Henriette Reventlow S. Frederiksen: Generation and Evaluation of Non-Immunogenic Stem Cell Lines for in vivo Implantation

Email: henriette.r.frederiksen@sund.ku.dk 
 

BACKGROUND
Successful cell therapy and transplantation depend partly on matching of the donor's and host's immune systems. The high variability between individual immune systems makes finding a compatible donor particularly challenging, limiting the application of these treatments. Developing a stem cell line that can evade immune system detection will therefore function as a universal donor. Such a cell line would help the great promise of using cell therapy for treatment.

PURPOSE OF THE PROJECT
The purpose of this project was to genomically modify a stem cell line to evade rejection upon transplantation into an immunologically incompatible host. Specifically, the project focused on generating stem cell lines suitable for in vivo transplantation into pigs and mice. The cell lines were engineered using CRISPR-Cas9 to knock out genes encoding major histocompatibility complexes 1 and 2, in conjunction with the overexpression of CD47.

RESULTS 
Several novel stem cell lines were generated from pigs and human embryonic stem cells. The human stem cell lines were successfully engineered with knockout of the B2M and CIITa genes and with insertion of either the murine or porcine version of CD47. For tracking cell survival in vivo, the human secreted embryonic alkaline phosphatase (hSEAP) gene was inserted, allowing detection both in vitro and in vivo in a mouse pilot study.
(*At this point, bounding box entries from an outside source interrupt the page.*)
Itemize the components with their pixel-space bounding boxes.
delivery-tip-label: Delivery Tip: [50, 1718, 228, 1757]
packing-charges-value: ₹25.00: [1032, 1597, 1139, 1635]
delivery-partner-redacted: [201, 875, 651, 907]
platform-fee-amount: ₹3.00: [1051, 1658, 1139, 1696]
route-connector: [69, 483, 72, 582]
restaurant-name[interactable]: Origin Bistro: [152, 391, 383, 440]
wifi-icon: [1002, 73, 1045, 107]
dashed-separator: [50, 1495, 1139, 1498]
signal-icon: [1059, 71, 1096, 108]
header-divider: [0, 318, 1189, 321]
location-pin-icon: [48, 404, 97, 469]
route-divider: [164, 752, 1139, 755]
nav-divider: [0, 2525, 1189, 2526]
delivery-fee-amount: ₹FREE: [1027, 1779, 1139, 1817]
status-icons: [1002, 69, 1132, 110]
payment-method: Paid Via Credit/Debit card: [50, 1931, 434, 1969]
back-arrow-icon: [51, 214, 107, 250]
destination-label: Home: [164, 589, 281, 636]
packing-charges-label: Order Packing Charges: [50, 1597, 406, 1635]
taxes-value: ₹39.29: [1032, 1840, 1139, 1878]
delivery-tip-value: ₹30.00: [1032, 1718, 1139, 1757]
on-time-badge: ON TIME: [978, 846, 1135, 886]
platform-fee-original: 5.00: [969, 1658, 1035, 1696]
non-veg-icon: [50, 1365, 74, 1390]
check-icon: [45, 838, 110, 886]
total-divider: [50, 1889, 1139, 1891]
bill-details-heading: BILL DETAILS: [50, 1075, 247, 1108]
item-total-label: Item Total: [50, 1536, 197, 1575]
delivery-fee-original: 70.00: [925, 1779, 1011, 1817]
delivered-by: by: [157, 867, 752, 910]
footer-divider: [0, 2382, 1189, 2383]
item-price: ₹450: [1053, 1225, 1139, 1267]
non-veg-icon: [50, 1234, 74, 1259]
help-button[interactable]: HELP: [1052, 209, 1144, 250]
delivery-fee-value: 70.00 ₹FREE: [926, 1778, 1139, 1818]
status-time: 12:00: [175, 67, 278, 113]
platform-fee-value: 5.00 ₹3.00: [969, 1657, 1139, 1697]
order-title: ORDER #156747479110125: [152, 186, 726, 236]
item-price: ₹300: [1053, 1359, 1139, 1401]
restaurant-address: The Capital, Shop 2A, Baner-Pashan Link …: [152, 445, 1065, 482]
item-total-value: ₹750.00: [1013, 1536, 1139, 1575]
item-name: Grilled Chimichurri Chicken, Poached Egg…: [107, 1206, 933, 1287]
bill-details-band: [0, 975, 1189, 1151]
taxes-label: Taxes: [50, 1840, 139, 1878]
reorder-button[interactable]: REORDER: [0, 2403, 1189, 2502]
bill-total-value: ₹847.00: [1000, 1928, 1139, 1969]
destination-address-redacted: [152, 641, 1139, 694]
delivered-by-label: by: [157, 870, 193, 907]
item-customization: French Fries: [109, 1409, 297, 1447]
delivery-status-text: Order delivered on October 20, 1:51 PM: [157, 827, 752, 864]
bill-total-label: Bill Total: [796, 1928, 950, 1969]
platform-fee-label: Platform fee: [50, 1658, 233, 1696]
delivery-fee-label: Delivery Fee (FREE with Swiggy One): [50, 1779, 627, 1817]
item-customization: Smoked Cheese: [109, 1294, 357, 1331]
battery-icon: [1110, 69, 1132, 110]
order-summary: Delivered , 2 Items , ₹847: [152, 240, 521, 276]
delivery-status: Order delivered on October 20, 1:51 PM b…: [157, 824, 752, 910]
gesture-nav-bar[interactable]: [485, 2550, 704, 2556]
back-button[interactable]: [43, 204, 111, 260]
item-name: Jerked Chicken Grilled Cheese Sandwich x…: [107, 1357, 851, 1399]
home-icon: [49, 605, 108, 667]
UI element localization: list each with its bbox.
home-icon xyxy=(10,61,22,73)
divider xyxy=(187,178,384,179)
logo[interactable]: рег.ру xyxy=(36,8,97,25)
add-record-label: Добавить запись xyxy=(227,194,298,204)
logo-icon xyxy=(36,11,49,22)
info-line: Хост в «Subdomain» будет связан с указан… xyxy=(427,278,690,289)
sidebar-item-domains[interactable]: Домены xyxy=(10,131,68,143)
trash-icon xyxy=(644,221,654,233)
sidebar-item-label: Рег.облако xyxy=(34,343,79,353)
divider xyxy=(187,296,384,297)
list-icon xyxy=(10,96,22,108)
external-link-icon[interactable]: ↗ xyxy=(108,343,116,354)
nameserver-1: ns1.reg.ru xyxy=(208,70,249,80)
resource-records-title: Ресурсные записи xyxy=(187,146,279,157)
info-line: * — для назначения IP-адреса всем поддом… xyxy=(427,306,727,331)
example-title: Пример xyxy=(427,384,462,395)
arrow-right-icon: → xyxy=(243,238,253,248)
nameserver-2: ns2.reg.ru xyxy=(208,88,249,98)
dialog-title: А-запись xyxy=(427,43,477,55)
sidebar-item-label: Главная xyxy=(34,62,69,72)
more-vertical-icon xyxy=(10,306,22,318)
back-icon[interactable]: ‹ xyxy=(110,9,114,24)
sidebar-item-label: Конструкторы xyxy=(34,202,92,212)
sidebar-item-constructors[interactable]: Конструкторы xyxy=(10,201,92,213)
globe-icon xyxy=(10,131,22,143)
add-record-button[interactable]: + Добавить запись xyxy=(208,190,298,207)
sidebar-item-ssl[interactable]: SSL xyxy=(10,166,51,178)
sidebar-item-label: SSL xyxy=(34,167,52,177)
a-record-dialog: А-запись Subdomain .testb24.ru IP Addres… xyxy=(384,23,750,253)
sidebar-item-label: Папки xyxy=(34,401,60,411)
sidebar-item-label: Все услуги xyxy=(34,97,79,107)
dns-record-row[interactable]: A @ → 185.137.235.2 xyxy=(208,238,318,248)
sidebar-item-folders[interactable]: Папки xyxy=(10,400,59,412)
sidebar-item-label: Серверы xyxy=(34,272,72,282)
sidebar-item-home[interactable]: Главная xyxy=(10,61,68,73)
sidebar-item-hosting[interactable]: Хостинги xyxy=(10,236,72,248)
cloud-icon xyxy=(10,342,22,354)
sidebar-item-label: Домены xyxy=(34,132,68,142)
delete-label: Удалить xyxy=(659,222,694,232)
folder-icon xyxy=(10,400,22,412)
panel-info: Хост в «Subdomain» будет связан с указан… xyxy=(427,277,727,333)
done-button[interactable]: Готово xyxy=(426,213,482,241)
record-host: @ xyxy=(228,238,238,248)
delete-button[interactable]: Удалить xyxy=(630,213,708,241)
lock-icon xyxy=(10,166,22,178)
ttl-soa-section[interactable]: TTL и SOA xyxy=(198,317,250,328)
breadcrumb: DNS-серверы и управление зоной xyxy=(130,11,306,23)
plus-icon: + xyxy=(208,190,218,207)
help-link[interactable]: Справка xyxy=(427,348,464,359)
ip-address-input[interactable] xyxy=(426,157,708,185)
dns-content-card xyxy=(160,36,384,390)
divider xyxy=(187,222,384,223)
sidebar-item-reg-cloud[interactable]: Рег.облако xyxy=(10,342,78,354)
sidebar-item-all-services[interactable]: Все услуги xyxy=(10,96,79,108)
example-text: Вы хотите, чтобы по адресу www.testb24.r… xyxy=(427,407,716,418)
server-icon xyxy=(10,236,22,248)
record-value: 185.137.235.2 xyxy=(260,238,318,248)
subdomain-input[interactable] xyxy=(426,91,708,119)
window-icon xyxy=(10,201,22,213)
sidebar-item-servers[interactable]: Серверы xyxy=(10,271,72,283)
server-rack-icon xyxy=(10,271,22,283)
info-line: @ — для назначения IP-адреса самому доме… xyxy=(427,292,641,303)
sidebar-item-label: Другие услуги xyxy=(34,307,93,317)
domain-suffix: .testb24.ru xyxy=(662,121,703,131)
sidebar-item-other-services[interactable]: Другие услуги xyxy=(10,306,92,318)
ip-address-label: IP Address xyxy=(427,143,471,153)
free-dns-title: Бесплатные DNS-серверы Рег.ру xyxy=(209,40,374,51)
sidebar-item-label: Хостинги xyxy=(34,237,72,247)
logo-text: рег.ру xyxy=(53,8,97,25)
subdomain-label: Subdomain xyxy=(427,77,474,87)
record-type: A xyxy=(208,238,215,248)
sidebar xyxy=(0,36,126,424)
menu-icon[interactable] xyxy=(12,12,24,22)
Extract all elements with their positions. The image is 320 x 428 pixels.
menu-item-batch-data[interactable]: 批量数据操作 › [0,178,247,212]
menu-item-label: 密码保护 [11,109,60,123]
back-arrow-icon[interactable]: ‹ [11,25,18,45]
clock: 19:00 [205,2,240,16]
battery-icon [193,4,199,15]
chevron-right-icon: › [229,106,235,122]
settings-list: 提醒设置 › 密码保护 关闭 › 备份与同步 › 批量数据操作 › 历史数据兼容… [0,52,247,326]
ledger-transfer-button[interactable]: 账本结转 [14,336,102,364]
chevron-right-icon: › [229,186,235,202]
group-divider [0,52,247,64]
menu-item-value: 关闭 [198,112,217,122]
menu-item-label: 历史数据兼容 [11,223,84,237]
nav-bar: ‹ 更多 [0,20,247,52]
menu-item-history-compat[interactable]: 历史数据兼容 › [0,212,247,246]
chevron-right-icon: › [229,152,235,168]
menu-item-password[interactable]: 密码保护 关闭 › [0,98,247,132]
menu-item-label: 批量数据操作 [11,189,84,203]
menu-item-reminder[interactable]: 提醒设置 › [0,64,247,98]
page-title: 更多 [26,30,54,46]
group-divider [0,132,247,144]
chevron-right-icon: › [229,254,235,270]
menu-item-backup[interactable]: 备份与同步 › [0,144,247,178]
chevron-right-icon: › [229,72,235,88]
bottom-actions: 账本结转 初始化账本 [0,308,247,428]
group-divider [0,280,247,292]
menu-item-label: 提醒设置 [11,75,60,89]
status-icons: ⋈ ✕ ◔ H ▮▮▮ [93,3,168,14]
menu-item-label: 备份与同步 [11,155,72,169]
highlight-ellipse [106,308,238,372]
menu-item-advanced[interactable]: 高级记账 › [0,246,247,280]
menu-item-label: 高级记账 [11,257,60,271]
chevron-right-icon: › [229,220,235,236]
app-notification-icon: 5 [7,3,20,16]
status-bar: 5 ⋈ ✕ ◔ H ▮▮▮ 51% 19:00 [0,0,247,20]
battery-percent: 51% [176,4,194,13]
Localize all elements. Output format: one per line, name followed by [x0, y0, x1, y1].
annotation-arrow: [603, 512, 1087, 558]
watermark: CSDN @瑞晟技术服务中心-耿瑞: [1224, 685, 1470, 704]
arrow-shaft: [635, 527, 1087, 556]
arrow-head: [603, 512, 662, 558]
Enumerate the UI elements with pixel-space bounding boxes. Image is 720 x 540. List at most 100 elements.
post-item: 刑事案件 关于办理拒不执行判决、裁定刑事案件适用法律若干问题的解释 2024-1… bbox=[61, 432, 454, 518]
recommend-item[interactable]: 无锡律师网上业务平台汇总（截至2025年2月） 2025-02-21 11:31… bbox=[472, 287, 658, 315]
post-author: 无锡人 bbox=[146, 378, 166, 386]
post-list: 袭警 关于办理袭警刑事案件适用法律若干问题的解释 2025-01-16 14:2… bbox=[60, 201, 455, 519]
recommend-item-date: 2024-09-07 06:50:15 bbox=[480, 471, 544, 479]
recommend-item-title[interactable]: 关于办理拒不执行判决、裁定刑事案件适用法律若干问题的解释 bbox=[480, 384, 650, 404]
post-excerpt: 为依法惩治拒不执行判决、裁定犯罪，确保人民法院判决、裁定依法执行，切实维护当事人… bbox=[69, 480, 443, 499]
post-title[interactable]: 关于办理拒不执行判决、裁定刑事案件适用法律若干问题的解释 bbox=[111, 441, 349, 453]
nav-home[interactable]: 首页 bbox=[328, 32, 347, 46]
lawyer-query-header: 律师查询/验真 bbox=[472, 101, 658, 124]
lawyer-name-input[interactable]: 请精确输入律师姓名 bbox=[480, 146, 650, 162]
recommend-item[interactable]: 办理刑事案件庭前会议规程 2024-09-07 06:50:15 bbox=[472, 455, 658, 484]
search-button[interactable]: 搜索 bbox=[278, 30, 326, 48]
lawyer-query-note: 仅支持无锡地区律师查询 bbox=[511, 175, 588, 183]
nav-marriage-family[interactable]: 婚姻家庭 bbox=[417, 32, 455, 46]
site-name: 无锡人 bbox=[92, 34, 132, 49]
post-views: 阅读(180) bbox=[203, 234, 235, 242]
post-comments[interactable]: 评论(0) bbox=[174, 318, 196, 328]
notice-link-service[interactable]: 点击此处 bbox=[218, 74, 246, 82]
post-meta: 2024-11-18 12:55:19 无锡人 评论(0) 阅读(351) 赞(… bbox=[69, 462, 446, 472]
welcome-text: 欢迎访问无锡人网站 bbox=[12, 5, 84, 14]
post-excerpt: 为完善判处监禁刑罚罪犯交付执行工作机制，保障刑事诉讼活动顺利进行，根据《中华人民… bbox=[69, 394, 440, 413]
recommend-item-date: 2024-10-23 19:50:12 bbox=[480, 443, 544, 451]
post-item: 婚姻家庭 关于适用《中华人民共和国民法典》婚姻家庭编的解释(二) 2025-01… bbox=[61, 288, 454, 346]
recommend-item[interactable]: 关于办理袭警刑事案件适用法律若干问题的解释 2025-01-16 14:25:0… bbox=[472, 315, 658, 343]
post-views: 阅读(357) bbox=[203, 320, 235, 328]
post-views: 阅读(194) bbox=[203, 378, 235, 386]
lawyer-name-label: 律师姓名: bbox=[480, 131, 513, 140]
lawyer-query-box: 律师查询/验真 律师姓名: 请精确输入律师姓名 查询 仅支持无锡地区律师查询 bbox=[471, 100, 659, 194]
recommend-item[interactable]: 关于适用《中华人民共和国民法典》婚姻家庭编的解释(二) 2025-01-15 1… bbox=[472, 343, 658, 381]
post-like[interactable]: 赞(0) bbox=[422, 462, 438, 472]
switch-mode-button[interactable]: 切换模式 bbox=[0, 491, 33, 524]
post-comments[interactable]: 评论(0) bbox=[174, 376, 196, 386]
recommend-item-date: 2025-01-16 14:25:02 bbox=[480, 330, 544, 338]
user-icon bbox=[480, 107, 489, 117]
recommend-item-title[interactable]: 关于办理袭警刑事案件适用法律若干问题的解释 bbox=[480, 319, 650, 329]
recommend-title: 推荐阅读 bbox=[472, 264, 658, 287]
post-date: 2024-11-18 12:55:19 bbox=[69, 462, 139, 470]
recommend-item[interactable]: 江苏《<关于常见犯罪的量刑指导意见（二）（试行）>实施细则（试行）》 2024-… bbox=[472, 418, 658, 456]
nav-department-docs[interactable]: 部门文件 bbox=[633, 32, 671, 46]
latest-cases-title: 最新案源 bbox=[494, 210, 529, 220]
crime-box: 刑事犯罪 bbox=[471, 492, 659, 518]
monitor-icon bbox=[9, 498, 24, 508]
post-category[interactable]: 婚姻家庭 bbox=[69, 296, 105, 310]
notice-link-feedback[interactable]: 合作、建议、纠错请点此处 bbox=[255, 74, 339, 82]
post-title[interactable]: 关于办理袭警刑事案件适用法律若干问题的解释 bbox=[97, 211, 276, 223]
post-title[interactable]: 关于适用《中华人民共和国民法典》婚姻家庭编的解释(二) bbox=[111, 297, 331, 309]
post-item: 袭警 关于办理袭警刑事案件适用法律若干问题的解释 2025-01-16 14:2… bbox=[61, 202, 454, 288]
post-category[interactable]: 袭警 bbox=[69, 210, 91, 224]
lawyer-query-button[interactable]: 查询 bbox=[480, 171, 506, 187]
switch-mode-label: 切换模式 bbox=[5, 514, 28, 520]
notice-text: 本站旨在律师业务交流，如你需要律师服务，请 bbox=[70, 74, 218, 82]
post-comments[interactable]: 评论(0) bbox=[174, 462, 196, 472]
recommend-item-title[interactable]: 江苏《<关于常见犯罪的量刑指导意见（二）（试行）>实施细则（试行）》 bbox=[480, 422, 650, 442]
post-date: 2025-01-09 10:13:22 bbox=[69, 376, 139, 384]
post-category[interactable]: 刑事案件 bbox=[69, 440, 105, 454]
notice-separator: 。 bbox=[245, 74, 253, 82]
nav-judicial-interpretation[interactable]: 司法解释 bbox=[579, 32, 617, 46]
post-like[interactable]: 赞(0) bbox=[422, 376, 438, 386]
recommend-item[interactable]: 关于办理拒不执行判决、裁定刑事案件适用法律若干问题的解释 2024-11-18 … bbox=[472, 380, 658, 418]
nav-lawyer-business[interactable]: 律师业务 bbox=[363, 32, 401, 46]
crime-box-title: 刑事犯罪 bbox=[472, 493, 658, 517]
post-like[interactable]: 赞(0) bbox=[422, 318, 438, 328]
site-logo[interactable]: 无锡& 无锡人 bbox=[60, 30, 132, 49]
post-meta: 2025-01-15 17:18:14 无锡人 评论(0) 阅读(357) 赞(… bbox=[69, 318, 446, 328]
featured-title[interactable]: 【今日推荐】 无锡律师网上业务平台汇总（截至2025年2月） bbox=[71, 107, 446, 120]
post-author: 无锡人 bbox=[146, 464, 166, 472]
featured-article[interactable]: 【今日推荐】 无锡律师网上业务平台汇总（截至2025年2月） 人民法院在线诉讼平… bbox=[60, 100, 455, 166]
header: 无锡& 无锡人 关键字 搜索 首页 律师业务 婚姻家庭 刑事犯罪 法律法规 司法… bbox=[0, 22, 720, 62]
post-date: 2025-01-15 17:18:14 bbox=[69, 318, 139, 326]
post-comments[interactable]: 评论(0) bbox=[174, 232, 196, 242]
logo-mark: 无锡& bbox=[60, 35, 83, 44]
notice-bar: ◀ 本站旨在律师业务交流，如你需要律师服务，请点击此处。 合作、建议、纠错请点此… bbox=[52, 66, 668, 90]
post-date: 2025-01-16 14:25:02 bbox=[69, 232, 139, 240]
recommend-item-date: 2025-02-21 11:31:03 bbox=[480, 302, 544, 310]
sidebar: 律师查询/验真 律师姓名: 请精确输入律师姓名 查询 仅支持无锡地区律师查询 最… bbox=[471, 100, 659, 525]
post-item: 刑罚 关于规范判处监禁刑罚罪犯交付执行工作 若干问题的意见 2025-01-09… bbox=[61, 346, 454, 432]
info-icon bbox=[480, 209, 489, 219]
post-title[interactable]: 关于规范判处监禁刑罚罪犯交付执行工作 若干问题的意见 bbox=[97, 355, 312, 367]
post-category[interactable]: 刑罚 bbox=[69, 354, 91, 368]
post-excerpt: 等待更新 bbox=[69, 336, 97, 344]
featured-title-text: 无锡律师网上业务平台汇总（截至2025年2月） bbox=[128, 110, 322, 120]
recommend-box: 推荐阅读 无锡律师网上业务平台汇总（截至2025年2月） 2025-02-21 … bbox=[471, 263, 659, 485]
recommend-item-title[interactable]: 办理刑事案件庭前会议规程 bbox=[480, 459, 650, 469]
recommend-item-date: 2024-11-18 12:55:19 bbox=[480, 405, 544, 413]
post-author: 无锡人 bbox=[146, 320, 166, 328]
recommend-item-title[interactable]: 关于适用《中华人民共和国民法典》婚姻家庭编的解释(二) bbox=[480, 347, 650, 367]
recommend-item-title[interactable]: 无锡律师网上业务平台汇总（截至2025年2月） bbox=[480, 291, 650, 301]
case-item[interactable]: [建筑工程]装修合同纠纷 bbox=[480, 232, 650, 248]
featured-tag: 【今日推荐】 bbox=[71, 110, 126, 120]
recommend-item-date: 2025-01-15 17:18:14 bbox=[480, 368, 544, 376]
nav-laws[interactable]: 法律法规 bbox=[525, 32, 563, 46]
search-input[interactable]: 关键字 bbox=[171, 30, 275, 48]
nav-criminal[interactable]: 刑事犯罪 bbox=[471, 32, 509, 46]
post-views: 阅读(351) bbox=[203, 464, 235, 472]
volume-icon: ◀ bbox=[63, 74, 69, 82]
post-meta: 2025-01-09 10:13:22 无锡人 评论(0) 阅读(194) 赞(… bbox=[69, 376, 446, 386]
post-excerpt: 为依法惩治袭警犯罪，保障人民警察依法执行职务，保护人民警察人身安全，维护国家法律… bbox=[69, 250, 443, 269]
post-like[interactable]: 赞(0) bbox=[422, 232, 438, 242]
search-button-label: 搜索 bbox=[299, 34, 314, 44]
Cells expressing murine CD47 were transplanted into immunocompetent BALB/c mice to evaluate survival. The hSEAP signal disappeared after 8 days, confirmed by immunohistochemical staining for human cells at the injection site. Additionally, immunohistochemical staining revealed immune cell infiltration after day 8, indicating that the cells were rejected by the immune system, despite the genomic modifications.